The University of California system is made up of 9 schools. Among the best known are UC Berkeley, UCLA, and UC San Diego.
On a recent visit to Berkeley, the tradition of engagement and activism was evident across campus, with fliers promoting all sorts of protests and campaigns. I was also a bit surprised to see a pep rally leading up to the new Berkeley chancellor’s convocation, complete with marching bank and cheerleaders. At a school of 25,000 students, there are clubs and causes for a very diverse group of students (more than 1200 student organizations, and you can always create your own).

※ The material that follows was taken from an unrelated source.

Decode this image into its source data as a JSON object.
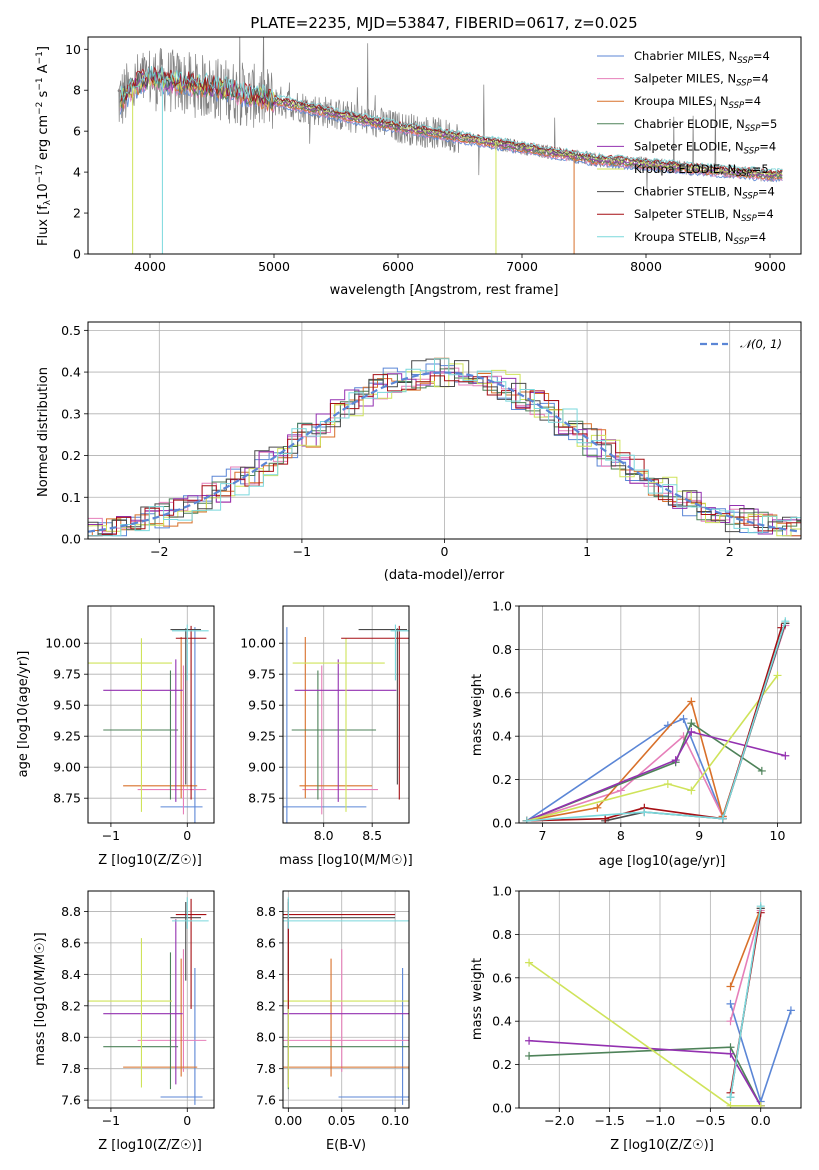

Admissions at Berkeley are getting more competitive every years, with a 68% increase in applications in the last eight years. The international student admittance rate in 2013 was 14.6% (and an average SAT for international students of 2136), making it a highly competitive school to get into.

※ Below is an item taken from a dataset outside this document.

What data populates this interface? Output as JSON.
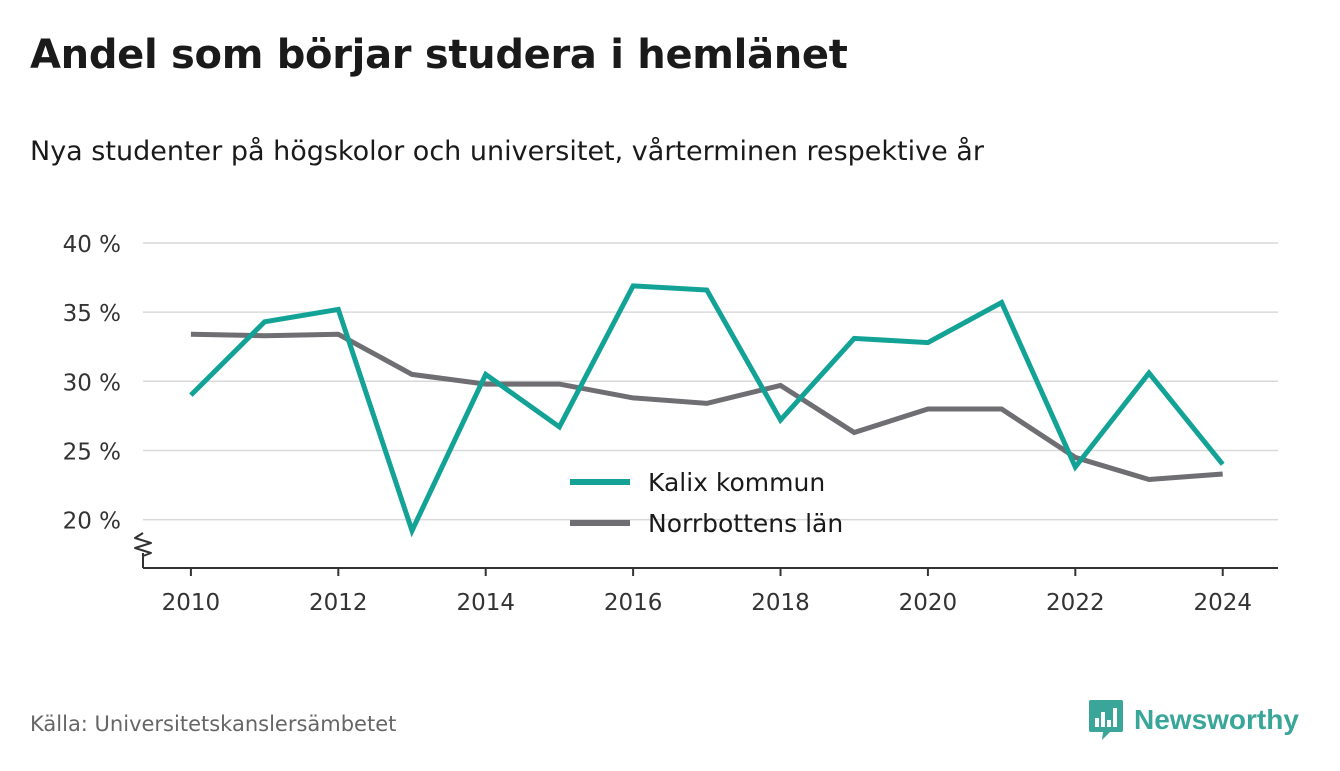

It’s a beautiful campus, with plenty of trees, very walkable, lots of green space, and students who are actively engaged and passionate about lots of issues.

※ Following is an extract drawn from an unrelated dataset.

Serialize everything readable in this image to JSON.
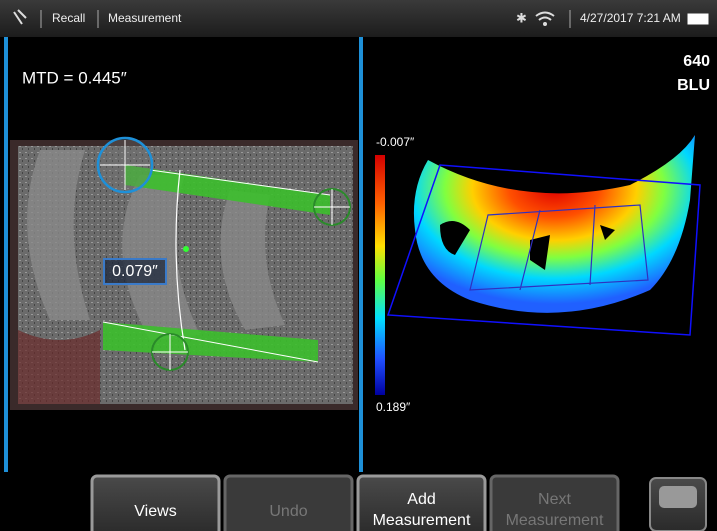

UCLA has the strongest competitive sports culture among the UCs, with a boast that they have won a national championship in at least one sport each year since 1965. With 19% international students in the freshman class, UCLA is diversifying, but this number can’t go up much further due to restrictions on the number of out of state students each UC can admit.
UC San Diego, on the other hand, does not emphasize sports nearly as much. They do not have a football team, and their sports teams play at the Division II level (more low key than Division I). The campus has a eucalyptus forest running through the middle of it,, giving it a more natural feeling, and the quirky architecture of Geisel Library, named after Dr. Seuss, lend the feeling of a school that attracts interesting, inventive students (my tour guide said it attracts nerds who like to have fun). The warm southern CA weather means you can go to the beach year round, and the center of campus is a 15 minute WALK to the beach! UC SD is unique among the UCs in its set-up. There are 6 colleges, so students are given a smaller liberal arts college feel even though they are at a university with over 22,000 undergrads. Each college has it’s own general education requirements, and you live and take your GE requirements with others in your college. Do be aware that it takes students on average 4 ½ years to graduate.